Polizeiskandal wird richterlich bewältigt: Beamter der Hauptbahnhof-Wache ist ebenso unschuldig wie der Kronzeuge unglaubwürdig  ■ Von Elke Spanner

Um Wahrheit von Lüge zu trennen, benötigte der Parlamentarische Untersuchungsausschuß (PUA) Polizeiskandal monatelange Arbeit, reihenweise ZeugInnen und stapelweise Akten. Amtsrichter Ronald Schill braucht dafür nur wenige Stunden: Uwe Chrobok ist unglaubwürdig, entschied er gestern, nachdem er den Kronzeugen im Hamburger Polizeiskandal nur kurz vernommen hatte. Ein Urteil mit Folge: Freispruch für Hermann B., Hauptkommissar der Revierwache 11 in St. Georg.

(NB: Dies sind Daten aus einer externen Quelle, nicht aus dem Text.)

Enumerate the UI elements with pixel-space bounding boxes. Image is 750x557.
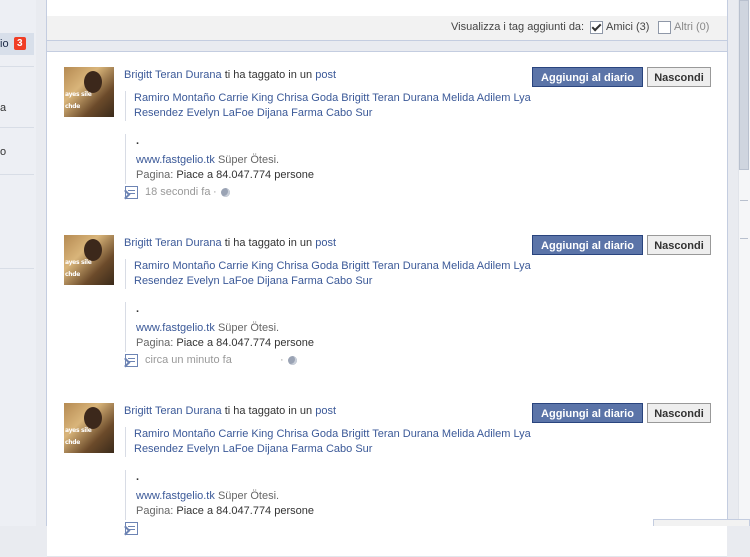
actor-link[interactable]: Brigitt Teran Durana (124, 69, 222, 81)
profile-picture[interactable]: ayes sile chde (64, 403, 114, 453)
sidebar-item-label: io (0, 38, 9, 50)
shared-link-attachment: . www.fastgelio.tk Süper Ötesi. Pagina: … (125, 470, 525, 520)
story-headline: Brigitt Teran Durana ti ha taggato in un… (124, 69, 336, 81)
thumbnail-caption: chde (65, 103, 80, 110)
hide-button[interactable]: Nascondi (647, 403, 711, 423)
photo-subject (84, 407, 102, 429)
page-likes: Piace a 84.047.774 persone (176, 169, 314, 181)
top-panel-edge (47, 0, 727, 17)
sidebar-item-active[interactable]: io 3 (0, 33, 34, 55)
post-link[interactable]: post (315, 69, 336, 81)
scrollbar-marker (740, 200, 748, 201)
others-checkbox[interactable] (658, 21, 671, 34)
tag-note-icon (125, 354, 138, 367)
public-globe-icon[interactable] (288, 356, 297, 365)
tag-story: ayes sile chde Brigitt Teran Durana ti h… (47, 220, 727, 389)
tag-note-icon (125, 522, 138, 535)
attachment-source: www.fastgelio.tk Süper Ötesi. (136, 154, 279, 166)
add-to-timeline-button[interactable]: Aggiungi al diario (532, 235, 643, 255)
photo-subject (84, 71, 102, 93)
sidebar-divider (0, 66, 34, 67)
attachment-subtitle: Süper Ötesi. (217, 490, 280, 502)
thumbnail-caption: ayes sile (65, 427, 92, 434)
sidebar-divider (0, 127, 34, 128)
add-to-timeline-button[interactable]: Aggiungi al diario (532, 403, 643, 423)
attachment-page-info: Pagina: Piace a 84.047.774 persone (136, 169, 314, 181)
attachment-source: www.fastgelio.tk Süper Ötesi. (136, 322, 279, 334)
page-label: Pagina: (136, 505, 174, 517)
profile-picture[interactable]: ayes sile chde (64, 235, 114, 285)
page-likes: Piace a 84.047.774 persone (176, 337, 314, 349)
sidebar-item-fragment[interactable]: o (0, 146, 6, 158)
separator: · (213, 186, 217, 198)
friends-checkbox[interactable] (590, 21, 603, 34)
hide-button[interactable]: Nascondi (647, 67, 711, 87)
actor-link[interactable]: Brigitt Teran Durana (124, 405, 222, 417)
thumbnail-caption: chde (65, 271, 80, 278)
thumbnail-caption: chde (65, 439, 80, 446)
add-to-timeline-button[interactable]: Aggiungi al diario (532, 67, 643, 87)
post-link[interactable]: post (315, 237, 336, 249)
attachment-subtitle: Süper Ötesi. (217, 154, 280, 166)
shared-link-attachment: . www.fastgelio.tk Süper Ötesi. Pagina: … (125, 302, 525, 352)
story-headline: Brigitt Teran Durana ti ha taggato in un… (124, 237, 336, 249)
headline-verb: ti ha taggato in un (224, 69, 313, 81)
public-globe-icon[interactable] (221, 188, 230, 197)
tag-story: ayes sile chde Brigitt Teran Durana ti h… (47, 52, 727, 221)
attachment-url-link[interactable]: www.fastgelio.tk (136, 322, 215, 334)
attachment-url-link[interactable]: www.fastgelio.tk (136, 154, 215, 166)
shared-link-attachment: . www.fastgelio.tk Süper Ötesi. Pagina: … (125, 134, 525, 184)
attachment-subtitle: Süper Ötesi. (217, 322, 280, 334)
chat-bar-corner[interactable] (653, 519, 750, 526)
sidebar-divider (0, 268, 34, 269)
actor-link[interactable]: Brigitt Teran Durana (124, 237, 222, 249)
sidebar-divider (0, 174, 34, 175)
timestamp-link[interactable]: 18 secondi fa (145, 186, 210, 198)
left-sidebar: io 3 a o (0, 0, 36, 526)
page-label: Pagina: (136, 337, 174, 349)
page-label: Pagina: (136, 169, 174, 181)
attachment-url-link[interactable]: www.fastgelio.tk (136, 490, 215, 502)
tagged-people-list[interactable]: Ramiro Montaño Carrie King Chrisa Goda B… (125, 91, 534, 121)
tag-story: ayes sile chde Brigitt Teran Durana ti h… (47, 388, 727, 557)
attachment-page-info: Pagina: Piace a 84.047.774 persone (136, 337, 314, 349)
others-checkbox-label[interactable]: Altri (0) (674, 21, 709, 33)
thumbnail-caption: ayes sile (65, 259, 92, 266)
sidebar-item-fragment[interactable]: a (0, 102, 6, 114)
scrollbar-thumb[interactable] (739, 0, 749, 170)
timestamp-link[interactable]: circa un minuto fa (145, 354, 232, 366)
post-link[interactable]: post (315, 405, 336, 417)
hide-button[interactable]: Nascondi (647, 235, 711, 255)
friends-checkbox-label[interactable]: Amici (3) (606, 21, 649, 33)
attachment-title[interactable]: . (136, 304, 139, 315)
headline-verb: ti ha taggato in un (224, 405, 313, 417)
tag-filter-bar: Visualizza i tag aggiunti da: Amici (3) … (47, 16, 727, 41)
tagged-people-list[interactable]: Ramiro Montaño Carrie King Chrisa Goda B… (125, 427, 534, 457)
attachment-source: www.fastgelio.tk Süper Ötesi. (136, 490, 279, 502)
attachment-page-info: Pagina: Piace a 84.047.774 persone (136, 505, 314, 517)
tag-note-icon (125, 186, 138, 199)
tagged-people-list[interactable]: Ramiro Montaño Carrie King Chrisa Goda B… (125, 259, 534, 289)
attachment-title[interactable]: . (136, 136, 139, 147)
page-likes: Piace a 84.047.774 persone (176, 505, 314, 517)
thumbnail-caption: ayes sile (65, 91, 92, 98)
story-headline: Brigitt Teran Durana ti ha taggato in un… (124, 405, 336, 417)
headline-verb: ti ha taggato in un (224, 237, 313, 249)
scrollbar-marker (740, 238, 748, 239)
section-gap (47, 41, 727, 52)
notification-count-badge: 3 (14, 37, 26, 50)
separator: · (280, 354, 284, 366)
tag-filter-label: Visualizza i tag aggiunti da: (451, 21, 585, 33)
profile-picture[interactable]: ayes sile chde (64, 67, 114, 117)
attachment-title[interactable]: . (136, 472, 139, 483)
photo-subject (84, 239, 102, 261)
activity-log-panel: Visualizza i tag aggiunti da: Amici (3) … (46, 0, 728, 557)
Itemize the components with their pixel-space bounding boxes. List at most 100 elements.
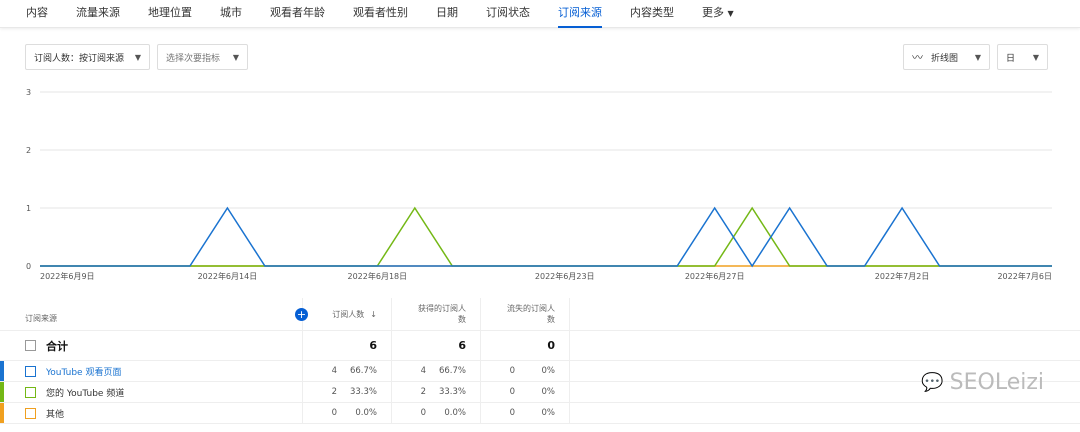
- row-cell: 0 0.0%: [391, 403, 480, 423]
- row-cell: 4 66.7%: [302, 361, 391, 381]
- row-checkbox[interactable]: [25, 386, 36, 398]
- series-line: [40, 206, 1052, 268]
- y-tick-label: 1: [26, 204, 31, 213]
- secondary-metric-value: 选择次要指标: [166, 53, 221, 64]
- total-subscribers: 6: [302, 331, 391, 360]
- cell-value: 2: [331, 387, 337, 397]
- cell-percent: 33.3%: [349, 387, 377, 397]
- cell-percent: 66.7%: [438, 366, 466, 376]
- table-row: 您的 YouTube 频道 2 33.3% 2 33.3% 0 0%: [0, 382, 1080, 403]
- cell-value: 2: [420, 387, 426, 397]
- row-cell: 2 33.3%: [302, 382, 391, 402]
- chevron-down-icon: ▼: [232, 52, 239, 62]
- watermark: 💬 SEOLeizi: [921, 370, 1044, 395]
- x-tick-label: 2022年6月9日: [40, 271, 95, 281]
- table-row: YouTube 观看页面 4 66.7% 4 66.7% 0 0%: [0, 361, 1080, 382]
- x-tick-label: 2022年7月6日: [997, 271, 1052, 281]
- header-subscribers[interactable]: 订阅人数 ↓: [302, 298, 391, 330]
- tab-content-type[interactable]: 内容类型: [630, 0, 674, 28]
- x-tick-label: 2022年6月23日: [535, 271, 595, 281]
- tab-traffic-source[interactable]: 流量来源: [76, 0, 120, 28]
- row-checkbox[interactable]: [25, 365, 36, 377]
- table-row-total: 合计 6 6 0: [0, 331, 1080, 361]
- header-gained-label: 获得的订阅人数: [418, 304, 466, 324]
- header-lost[interactable]: 流失的订阅人数: [480, 298, 569, 330]
- period-dropdown[interactable]: 日 ▼: [997, 44, 1048, 70]
- report-tabs: 内容 流量来源 地理位置 城市 观看者年龄 观看者性别 日期 订阅状态 订阅来源…: [0, 0, 1080, 28]
- table-row: 其他 0 0.0% 0 0.0% 0 0%: [0, 403, 1080, 424]
- sort-down-icon: ↓: [370, 309, 377, 319]
- wechat-icon: 💬: [921, 372, 944, 393]
- row-cell: 0 0%: [480, 382, 569, 402]
- x-tick-label: 2022年6月18日: [348, 271, 408, 281]
- tab-subscription-source[interactable]: 订阅来源: [558, 0, 602, 28]
- cell-percent: 0%: [541, 387, 556, 397]
- series-color-bar: [0, 403, 4, 423]
- y-tick-label: 0: [26, 262, 31, 271]
- row-cell: 0 0%: [480, 361, 569, 381]
- header-gained[interactable]: 获得的订阅人数: [391, 298, 480, 330]
- tab-viewer-gender[interactable]: 观看者性别: [353, 0, 408, 28]
- row-cell: 4 66.7%: [391, 361, 480, 381]
- x-tick-label: 2022年6月14日: [198, 271, 258, 281]
- cell-value: 0: [420, 408, 426, 418]
- total-lost: 0: [480, 331, 569, 360]
- more-label: 更多: [702, 5, 724, 19]
- cell-percent: 33.3%: [438, 387, 466, 397]
- chevron-down-icon: ▼: [134, 52, 141, 62]
- tab-subscription-status[interactable]: 订阅状态: [486, 0, 530, 28]
- data-table: 订阅来源 + 订阅人数 ↓ 获得的订阅人数 流失的订阅人数 合计 6 6 0 Yo…: [0, 298, 1080, 424]
- cell-percent: 0%: [541, 366, 556, 376]
- cell-value: 4: [331, 366, 337, 376]
- cell-value: 0: [509, 408, 515, 418]
- cell-percent: 0%: [541, 408, 556, 418]
- y-tick-label: 2: [26, 146, 31, 155]
- row-label[interactable]: YouTube 观看页面: [46, 365, 121, 378]
- cell-value: 0: [509, 387, 515, 397]
- row-cell: 0 0%: [480, 403, 569, 423]
- header-subscribers-label: 订阅人数: [332, 309, 365, 319]
- cell-value: 4: [420, 366, 426, 376]
- cell-value: 0: [331, 408, 337, 418]
- period-value: 日: [1006, 53, 1016, 64]
- chart-type-dropdown[interactable]: 〰折线图 ▼: [903, 44, 990, 70]
- table-header: 订阅来源 + 订阅人数 ↓ 获得的订阅人数 流失的订阅人数: [0, 298, 1080, 331]
- series-color-bar: [0, 361, 4, 381]
- line-chart: 0 1 2 3 2022年6月9日 2022年6月14日 2022年6月18日 2022年6月…: [26, 88, 1052, 281]
- tab-more[interactable]: 更多 ▼: [702, 0, 734, 28]
- checkbox-total[interactable]: [25, 340, 36, 351]
- tab-content[interactable]: 内容: [26, 0, 48, 28]
- header-source: 订阅来源: [25, 314, 57, 323]
- cell-value: 0: [509, 366, 515, 376]
- add-metric-icon[interactable]: +: [295, 308, 308, 321]
- watermark-text: SEOLeizi: [949, 370, 1044, 395]
- secondary-metric-dropdown[interactable]: 选择次要指标 ▼: [157, 44, 248, 70]
- x-tick-label: 2022年7月2日: [875, 271, 930, 281]
- line-chart-icon: 〰: [912, 51, 923, 64]
- tab-geography[interactable]: 地理位置: [148, 0, 192, 28]
- row-label: 您的 YouTube 频道: [46, 388, 125, 399]
- row-label: 其他: [46, 409, 65, 420]
- series-line: [40, 206, 1052, 267]
- y-tick-label: 3: [26, 88, 31, 97]
- header-lost-label: 流失的订阅人数: [507, 304, 555, 324]
- tab-date[interactable]: 日期: [436, 0, 458, 28]
- metric-value: 订阅人数：按订阅来源: [34, 53, 125, 64]
- chevron-down-icon: ▼: [974, 52, 981, 62]
- total-label: 合计: [46, 339, 68, 353]
- cell-percent: 0.0%: [355, 408, 377, 418]
- cell-percent: 66.7%: [349, 366, 377, 376]
- tab-city[interactable]: 城市: [220, 0, 242, 28]
- cell-percent: 0.0%: [444, 408, 466, 418]
- x-tick-label: 2022年6月27日: [685, 271, 745, 281]
- series-color-bar: [0, 382, 4, 402]
- row-cell: 2 33.3%: [391, 382, 480, 402]
- row-checkbox[interactable]: [25, 407, 36, 419]
- chevron-down-icon: ▼: [727, 8, 734, 18]
- metric-dropdown[interactable]: 订阅人数：按订阅来源 ▼: [25, 44, 150, 70]
- tab-viewer-age[interactable]: 观看者年龄: [270, 0, 325, 28]
- row-cell: 0 0.0%: [302, 403, 391, 423]
- chevron-down-icon: ▼: [1032, 52, 1039, 62]
- chart-type-value: 折线图: [931, 53, 959, 64]
- total-gained: 6: [391, 331, 480, 360]
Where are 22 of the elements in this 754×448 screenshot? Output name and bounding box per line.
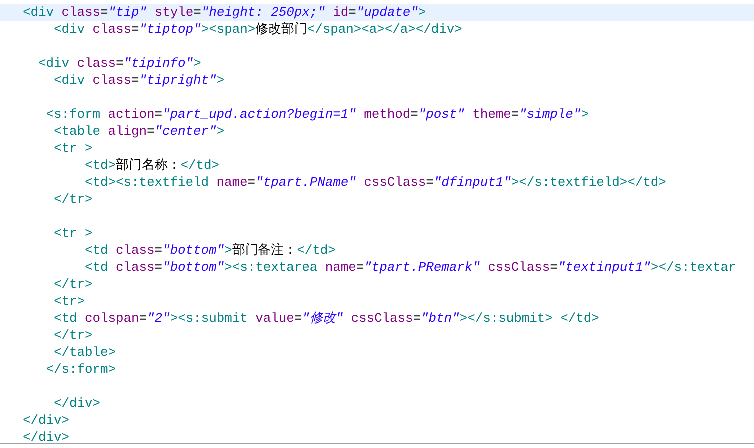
code-line: </div> <box>53 395 101 412</box>
code-line: <td class="bottom"><s:textarea name="tpart.PRemark" cssClass="textinput1"></s:textar <box>84 259 736 276</box>
code-line: <td>部门名称：</td> <box>84 157 220 174</box>
code-line: <td colspan="2"><s:submit value="修改" cssClass="btn"></s:submit> </td> <box>53 310 600 327</box>
code-line: <td class="bottom">部门备注：</td> <box>84 242 336 259</box>
code-line: <tr > <box>53 225 93 242</box>
code-line: </div> <box>23 429 70 443</box>
code-line: <tr > <box>53 140 93 157</box>
code-line: <table align="center"> <box>53 123 225 140</box>
code-line: </tr> <box>53 191 93 208</box>
code-line: <div class="tipright"> <box>53 72 225 89</box>
code-line: <s:form action="part_upd.action?begin=1" method="post" theme="simple"> <box>45 106 589 123</box>
code-line: <tr> <box>53 293 86 310</box>
code-line: <td><s:textfield name="tpart.PName" cssClass="dfinput1"></s:textfield></td> <box>84 174 666 191</box>
code-line: </s:form> <box>45 361 116 378</box>
code-line: </div> <box>23 412 70 429</box>
code-line: </tr> <box>53 327 93 344</box>
code-line: <div class="tip" style="height: 250px;" id="update"> <box>23 4 426 21</box>
code-line: </tr> <box>53 276 93 293</box>
code-line: </table> <box>53 344 116 361</box>
code-line: <div class="tiptop"><span>修改部门</span><a></a></div> <box>53 21 462 38</box>
code-line: <div class="tipinfo"> <box>38 55 202 72</box>
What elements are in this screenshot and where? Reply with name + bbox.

Der war von Uwe Chrobok, einst selbst als Polizist auf jener Wache tätig, beschuldigt worden, zwischen Herbst 1991 und Sommer 1994 Schwarzafrikaner auf dem Revier mißhandelt zu haben. Der PUA hingegen hatte Chrobok für durchweg glaubwürdig erklärt.

Die Staatsanwaltschaft hatte Hermann B., ehemaliger Zugführer auf dem Revier am Hauptbahnhof, einiges vorgeworfen: Mehrfach soll er angeordnet haben, daß Schwarzafrikaner nachts aus der Innenstadt heraustransportiert und orientierungslos in den Boberger Dünen oder in den Vier- und Marschlanden ausgesetzt wurden. Zudem soll er eines Nachts sechs Schwarzafrikaner nackt in eine Einzelzelle gepfercht, mit Tränengas eingenebelt und dann eingeschlossen haben.

Diesen Vorwurf hatte die Staatsanwaltschaft nach entsprechenden Aussagen von Chrobok erhoben. Als Verwahrbuchführer der Wache will der seinerzeit Zeuge der Mißhandlungen gewesen sein. Gestern sah die Staatsanwaltschaft die Schilderung bestätigt und forderte neun Monate Haft für Hermann B.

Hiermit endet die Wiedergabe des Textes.